Mars is getting to be a busy place, what with helicopters buzzing around and rovers roving all about the place. Now it’s set to get a bit more crowded, with the planned descent of the newly-named Chinese Zhurong rover. Named after the god of fire from ancient Chinese mythology, the rover, which looks a little like Opportunity and Spirit and rides to the surface aboard something looking a little like the Viking lander, will carry a suite of scientific instruments around Utopia Planitia after it lands sometime this month. Details are vague; China usually plays its cards close to the vest, and generally makes announcements only when a mission is a fait accompli. But it appears the lander will leave its parking orbit, which it entered back in February, sometime this month. It’s not an easy ride, and we wish Zhurong well.
Speaking of space, satellites don’t exactly grow on trees — until they do. A few groups, including a collaboration between UPM Plywood and Finnish startup Arctic Astronautics, have announced intentions to launch nanosatellites made primarily of wood. Japanese logging company Sumitomo Forestry and Kyoto University also announced their partnership, formed with the intention to prove that wooden satellites can work. While it doesn’t exactly spring to mind as a space-age material, wood does offer certain advantages, including relative transparency to a wide range of the RF spectrum. This could potentially lead to sleeker satellite designs, since antennae and sensors could be located inside the hull. Wood also poses less of a hazard than a metal spaceframe does when the spacecraft re-enters the atmosphere. But there’s one serious disadvantage that we can see: given the soaring prices for lumber, at least here in the United States, it may soon be cheaper to build satellites out of solid titanium than wood.
If the name Ian Davis doesn’t ring a bell with you, one look at his amazing mechanical prosthetic hand will remind you that we’ve been following his work for a while now. Ian suffered a traumatic amputation of the fingers of his left hand, leaving only his thumb and palm intact, and when his insurance wouldn’t pay for a prosthetic hand, he made his own. Ian has gone through several generations, each of which is completely mechanical and controlled only by wrist movements. The hands are truly works of mechanical genius, and Ian is now sharing what he’s learned to help out fellow hand-builders. Even if you’re not building a hand, the video is well worth watching; the intricacy of the whiffle-tree mechanism used to move the fingers is just a joy to behold, and the complexity of movement that Ian’s hand is capable of is just breathtaking.
If mechanical hands don’t spark your interest, then perhaps the engineering behind top fuel dragsters will get you going. We’ll admit that most motorsports bore us to tears, even with the benefit of in-car cameras. But there’s just something about drag cars that’s so exciting. The linked video is a great dive into the details of the sport, where engines that have to be rebuilt after just a few seconds use, fuel flows are so high that fuel lines the size of a firehouse are used, and the thrust from the engine’s exhaust actually contributes to the car’s speed. There’s plenty of slo-mo footage in the video, including great shots of what happens to the rear tires when the engine revs up. Click through the break for more!

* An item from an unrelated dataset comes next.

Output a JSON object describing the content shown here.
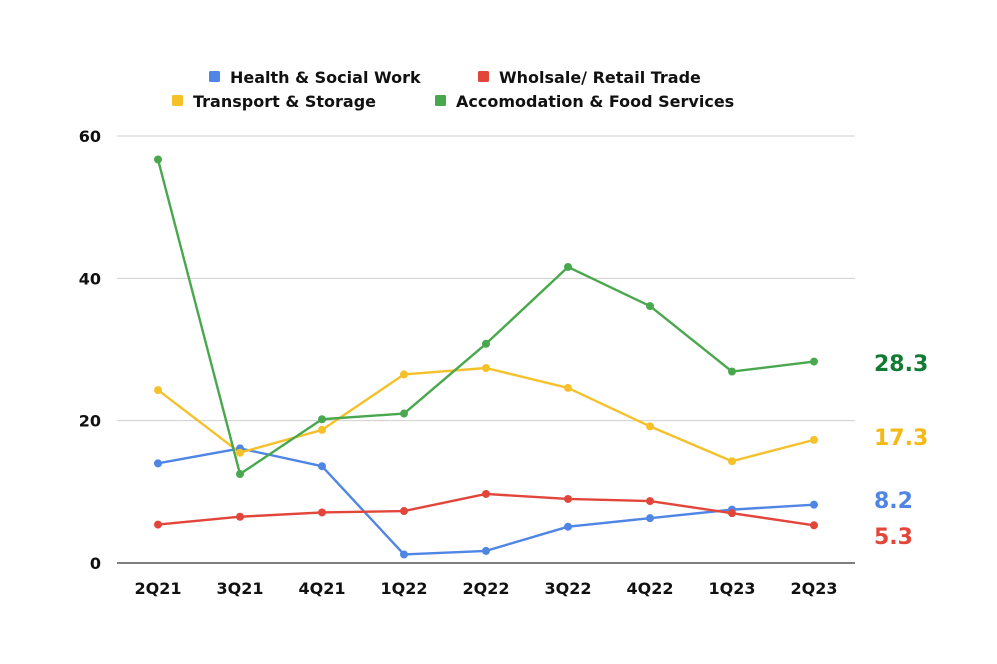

And finally, in the most Canadian thing ever, hundreds of customers in the British Columbia town of Tumbler Ridge lost internet service thanks to a beaver. According to service provider Telus, service to 900 customers was interrupted thanks to the rodent deciding that the fiber optic line was in the way of their dam construction. The beavers were certainly ambitious, since they first had to chew through the buried conduit before getting access to the fiber line, which they chomped in several locations. They also managed to incorporate some of the cable materials, including the warning tape buried along with the conduit, into their dam. Remember, folks — call before you dig.